Nouvelle Frontière
Kirk se leva à six heures du matin, comme chaque jour depuis son arrivée sur Mars, puis effectua la procédure de toilette. Au même moment, plus de deux milliards de téléspectateurs avides de sensation le virent se laver les dents, se doucher et se raser, sans se soucier de son intimité. C’était le prix à payer, la condition absolue pour financer l’expédition martienne pompeusement intitulée « Nouvelle Frontière » en honneur au défunt président Kennedy.
Katerine, productrice de l’émission « Qui va survivre sur Mars ? », arriva en régie un peu avant midi. Elle avait été retardée par une interview planifiée de longue date avec un grand quotidien français. Les journalistes, encore échaudés par l’élimination de leur représentant, l’avaient implicitement accusé de favoriser les Nord-Américains au détriment des Européens. Malgré ses dénégations, Katerine n’avait pas renversé la tendance, laissant augurer de gros titres dévastateurs dans la presse continentale.
Bob, le chef de la régie, accueillit Katerine avec les égards dûs à son rang. Ils se connaissaient depuis des années, celles des grands réseaux de télévision américains, étendards de l’Oncle Sam et ses valeurs, défenseurs des faibles et des opprimés, tombeurs des tyrans et des corrompus. Bob sentit une légère déprime chez sa collègue, aussi décida-t-il de la prendre à part, entre quatre yeux.
— Kate, quelque chose ne va pas. Je le sens. Tu n’as plus la pêche ces derniers jours.

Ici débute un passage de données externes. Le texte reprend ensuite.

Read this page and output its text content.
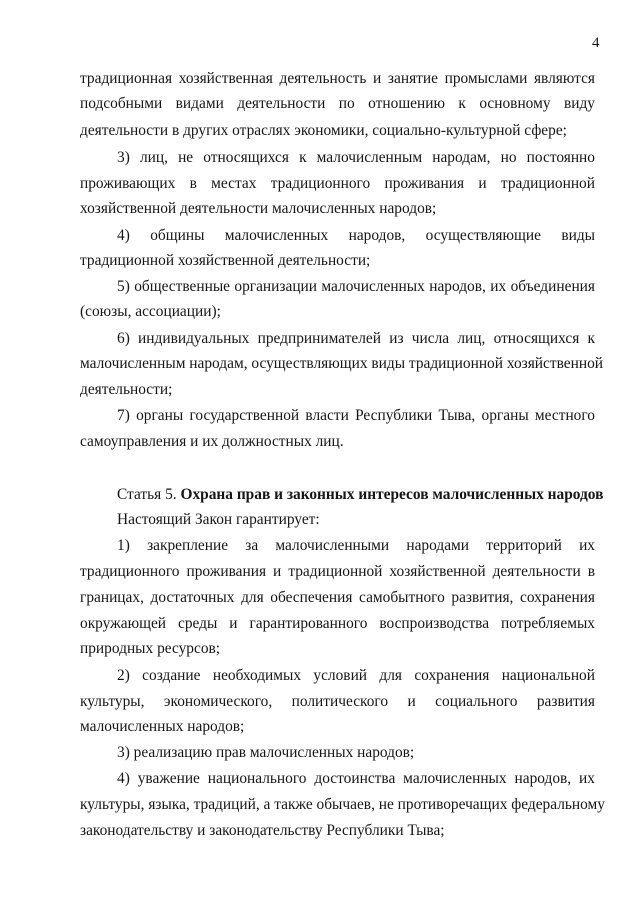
4
традиционная хозяйственная деятельность и занятие промыслами являются
подсобными видами деятельности по отношению к основному виду
деятельности в других отраслях экономики, социально-культурной сфере;
3) лиц, не относящихся к малочисленным народам, но постоянно
проживающих в местах традиционного проживания и традиционной
хозяйственной деятельности малочисленных народов;
4) общины малочисленных народов, осуществляющие виды
традиционной хозяйственной деятельности;
5) общественные организации малочисленных народов, их объединения
(союзы, ассоциации);
6) индивидуальных предпринимателей из числа лиц, относящихся к
малочисленным народам, осуществляющих виды традиционной хозяйственной
деятельности;
7) органы государственной власти Республики Тыва, органы местного
самоуправления и их должностных лиц.
Статья 5. Охрана прав и законных интересов малочисленных народов
Настоящий Закон гарантирует:
1) закрепление за малочисленными народами территорий их
традиционного проживания и традиционной хозяйственной деятельности в
границах, достаточных для обеспечения самобытного развития, сохранения
окружающей среды и гарантированного воспроизводства потребляемых
природных ресурсов;
2) создание необходимых условий для сохранения национальной
культуры, экономического, политического и социального развития
малочисленных народов;
3) реализацию прав малочисленных народов;
4) уважение национального достоинства малочисленных народов, их
культуры, языка, традиций, а также обычаев, не противоречащих федеральному
законодательству и законодательству Республики Тыва;
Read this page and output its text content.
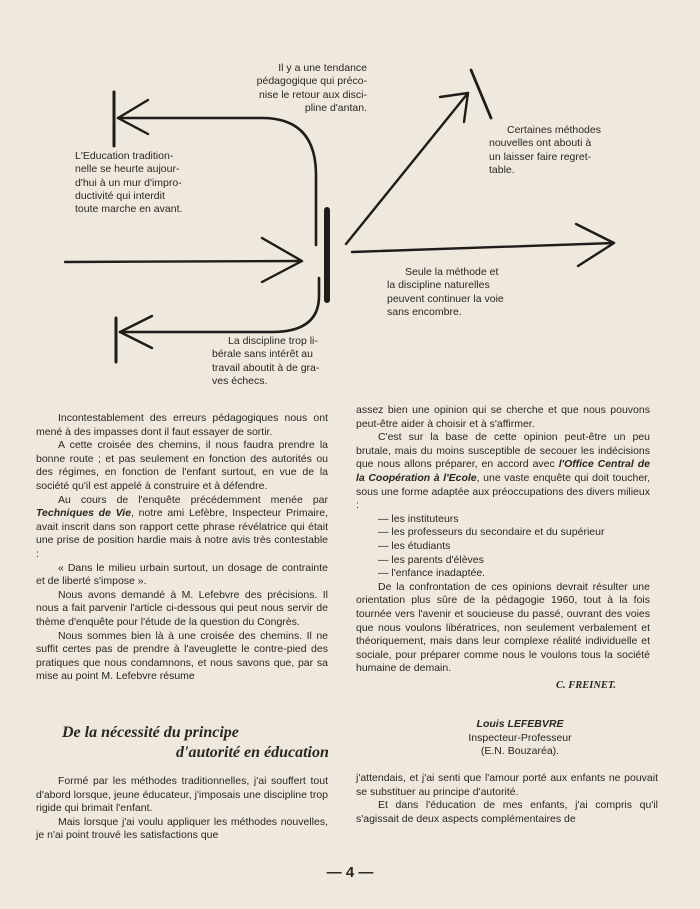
Il y a une tendance
pédagogique qui préco-
nise le retour aux disci-
pline d'antan.
L'Education tradition-
nelle se heurte aujour-
d'hui à un mur d'impro-
ductivité qui interdit
toute marche en avant.
Certaines méthodes
nouvelles ont abouti à
un laisser faire regret-
table.
Seule la méthode et
la discipline naturelles
peuvent continuer la voie
sans encombre.
La discipline trop li-
bérale sans intérêt au
travail aboutit à de gra-
ves échecs.

Incontestablement des erreurs pédagogiques nous ont mené à des impasses dont il faut essayer de sortir.

A cette croisée des chemins, il nous faudra prendre la bonne route ; et pas seulement en fonction des autorités ou des régimes, en fonction de l'enfant surtout, en vue de la société qu'il est appelé à construire et à défendre.

Au cours de l'enquête précédemment menée par Techniques de Vie, notre ami Lefèbre, Inspecteur Primaire, avait inscrit dans son rapport cette phrase révélatrice qui était une prise de position hardie mais à notre avis très contestable :

« Dans le milieu urbain surtout, un dosage de contrainte et de liberté s'impose ».

Nous avons demandé à M. Lefebvre des précisions. Il nous a fait parvenir l'article ci-dessous qui peut nous servir de thème d'enquête pour l'étude de la question du Congrès.

Nous sommes bien là à une croisée des chemins. Il ne suffit certes pas de prendre à l'aveuglette le contre-pied des pratiques que nous condamnons, et nous savons que, par sa mise au point M. Lefebvre résume

assez bien une opinion qui se cherche et que nous pouvons peut-être aider à choisir et à s'affirmer.

C'est sur la base de cette opinion peut-être un peu brutale, mais du moins susceptible de secouer les indécisions que nous allons préparer, en accord avec l'Office Central de la Coopération à l'Ecole, une vaste enquête qui doit toucher, sous une forme adaptée aux préoccupations des divers milieux :

— les instituteurs
— les professeurs du secondaire et du supérieur
— les étudiants
— les parents d'élèves
— l'enfance inadaptée.

De la confrontation de ces opinions devrait résulter une orientation plus sûre de la pédagogie 1960, tout à la fois tournée vers l'avenir et soucieuse du passé, ouvrant des voies que nous voulons libératrices, non seulement verbalement et théoriquement, mais dans leur complexe réalité individuelle et sociale, pour préparer comme nous le voulons tous la société humaine de demain.

C. FREINET.
De la nécessité du principe
d'autorité en éducation
Louis LEFEBVRE
Inspecteur-Professeur
(E.N. Bouzaréa).

Formé par les méthodes traditionnelles, j'ai souffert tout d'abord lorsque, jeune éducateur, j'imposais une discipline trop rigide qui brimait l'enfant.

Mais lorsque j'ai voulu appliquer les méthodes nouvelles, je n'ai point trouvé les satisfactions que

j'attendais, et j'ai senti que l'amour porté aux enfants ne pouvait se substituer au principe d'autorité.

Et dans l'éducation de mes enfants, j'ai compris qu'il s'agissait de deux aspects complémentaires de

— 4 —
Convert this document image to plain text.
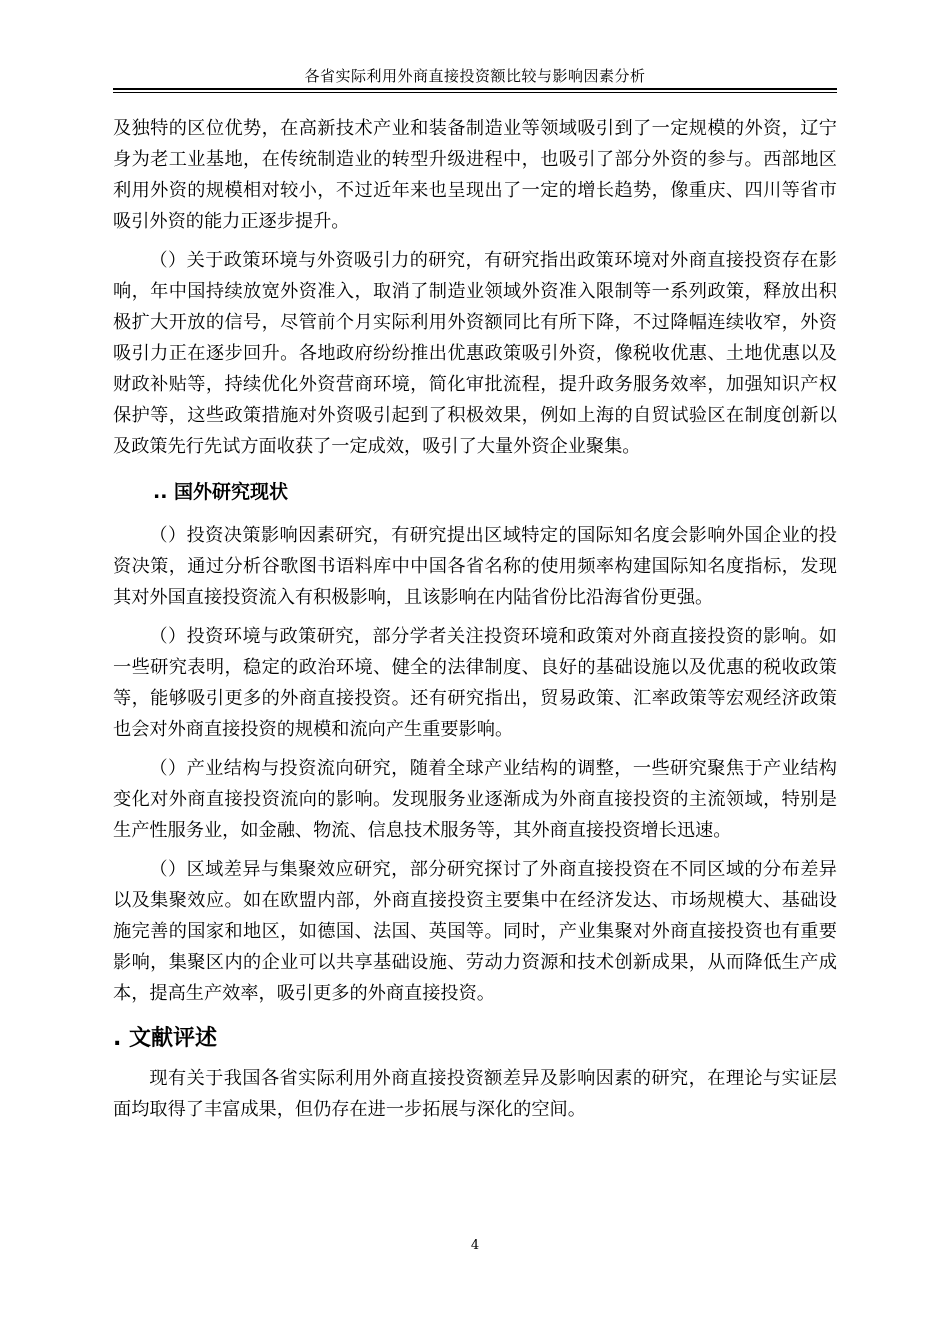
各省实际利用外商直接投资额比较与影响因素分析

及独特的区位优势，在高新技术产业和装备制造业等领域吸引到了一定规模的外资，辽宁身为老工业基地，在传统制造业的转型升级进程中，也吸引了部分外资的参与。西部地区利用外资的规模相对较小，不过近年来也呈现出了一定的增长趋势，像重庆、四川等省市吸引外资的能力正逐步提升。

（）关于政策环境与外资吸引力的研究，有研究指出政策环境对外商直接投资存在影响，年中国持续放宽外资准入，取消了制造业领域外资准入限制等一系列政策，释放出积极扩大开放的信号，尽管前个月实际利用外资额同比有所下降，不过降幅连续收窄，外资吸引力正在逐步回升。各地政府纷纷推出优惠政策吸引外资，像税收优惠、土地优惠以及财政补贴等，持续优化外资营商环境，简化审批流程，提升政务服务效率，加强知识产权保护等，这些政策措施对外资吸引起到了积极效果，例如上海的自贸试验区在制度创新以及政策先行先试方面收获了一定成效，吸引了大量外资企业聚集。

.. 国外研究现状

（）投资决策影响因素研究，有研究提出区域特定的国际知名度会影响外国企业的投资决策，通过分析谷歌图书语料库中中国各省名称的使用频率构建国际知名度指标，发现其对外国直接投资流入有积极影响，且该影响在内陆省份比沿海省份更强。

（）投资环境与政策研究，部分学者关注投资环境和政策对外商直接投资的影响。如一些研究表明，稳定的政治环境、健全的法律制度、良好的基础设施以及优惠的税收政策等，能够吸引更多的外商直接投资。还有研究指出，贸易政策、汇率政策等宏观经济政策也会对外商直接投资的规模和流向产生重要影响。

（）产业结构与投资流向研究，随着全球产业结构的调整，一些研究聚焦于产业结构变化对外商直接投资流向的影响。发现服务业逐渐成为外商直接投资的主流领域，特别是生产性服务业，如金融、物流、信息技术服务等，其外商直接投资增长迅速。

（）区域差异与集聚效应研究，部分研究探讨了外商直接投资在不同区域的分布差异以及集聚效应。如在欧盟内部，外商直接投资主要集中在经济发达、市场规模大、基础设施完善的国家和地区，如德国、法国、英国等。同时，产业集聚对外商直接投资也有重要影响，集聚区内的企业可以共享基础设施、劳动力资源和技术创新成果，从而降低生产成本，提高生产效率，吸引更多的外商直接投资。

. 文献评述

现有关于我国各省实际利用外商直接投资额差异及影响因素的研究，在理论与实证层面均取得了丰富成果，但仍存在进一步拓展与深化的空间。

4
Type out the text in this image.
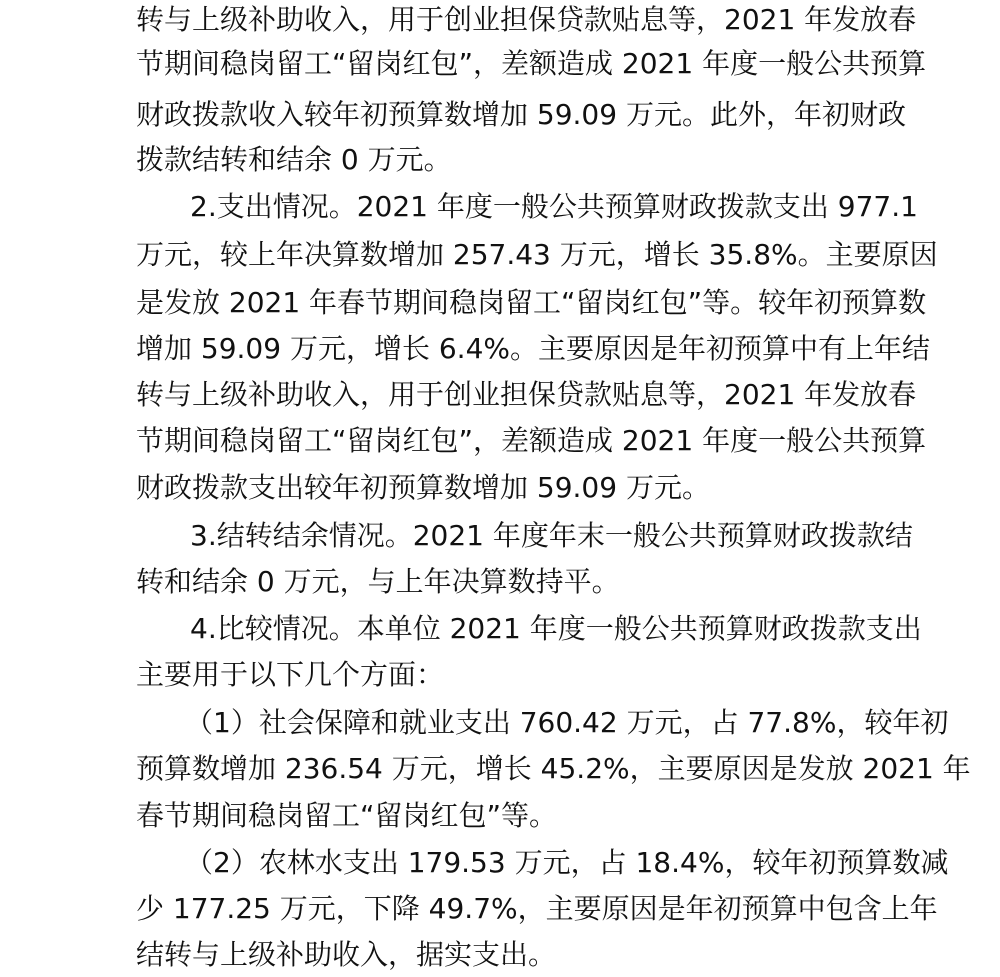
转与上级补助收入，用于创业担保贷款贴息等，2021 年发放春
节期间稳岗留工“留岗红包”，差额造成 2021 年度一般公共预算
财政拨款收入较年初预算数增加 59.09 万元。此外，年初财政
拨款结转和结余 0 万元。
2.支出情况。2021 年度一般公共预算财政拨款支出 977.1
万元，较上年决算数增加 257.43 万元，增长 35.8%。主要原因
是发放 2021 年春节期间稳岗留工“留岗红包”等。较年初预算数
增加 59.09 万元，增长 6.4%。主要原因是年初预算中有上年结
转与上级补助收入，用于创业担保贷款贴息等，2021 年发放春
节期间稳岗留工“留岗红包”，差额造成 2021 年度一般公共预算
财政拨款支出较年初预算数增加 59.09 万元。
3.结转结余情况。2021 年度年末一般公共预算财政拨款结
转和结余 0 万元，与上年决算数持平。
4.比较情况。本单位 2021 年度一般公共预算财政拨款支出
主要用于以下几个方面：
（1）社会保障和就业支出 760.42 万元，占 77.8%，较年初
预算数增加 236.54 万元，增长 45.2%，主要原因是发放 2021 年
春节期间稳岗留工“留岗红包”等。
（2）农林水支出 179.53 万元，占 18.4%，较年初预算数减
少 177.25 万元，下降 49.7%，主要原因是年初预算中包含上年
结转与上级补助收入，据实支出。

— J’ai besoin de prendre du recul, Bob. Cette émission est en train de me ronger. Les paparazzis couchent devant chez moi, les pisseurs de copie inventent des complots et des tricheries à tout bout de champ, mes enfants ne veulent plus me parler tellement ils ont honte.
— Pourtant, nous établissons des records d’audience.
— Oui, je sais. Combien de temps ces chiffres vont-ils nous couvrir, nous dédouaner de notre responsabilité ?
— Jusqu’à la prochaine expédition sur Mars.
— Si les actuels survivants continuent de rester en vie.
Kirk contrôla son poste de travail. Il était seul à bord. Margie était partie collecter des informations sur site, auprès des stations météorologiques installées sur le sol de la planète rouge. Igor avait choisi de rechercher, une fois de plus, Mark et Myrtle, disparus trois jours auparavant au cours d’une tempête de sable. Le jeune ingénieur californien se connecta à SISTER, l’intelligence artificielle en charge de l’orbiteur SPHYNX.
— Bonjour Kirk, dit SISTER avec une douce voix féminine, proche de celle des hôtesses de l’air d’American Airlines.
— Bonjour SISTER. Quelle est la situation en haut ?
— Tous les voyants sont au vert. Les satellites de télévision couvrent l’intégralité de votre zone d’action.
— Combien de personnes nous regardent ?
— Trois milliards et cinq cent millions environ. Les connections sont essentiellement centrées sur la deuxième chaine, celle qui suit Igor. Cela représente trois milliards d’utilisateurs connectés. Le reste se répartit entre la troisième, celle qui filme Margie, et la première, la votre. Vous êtes actuellement regardé par quatre-vingt millions d’humains.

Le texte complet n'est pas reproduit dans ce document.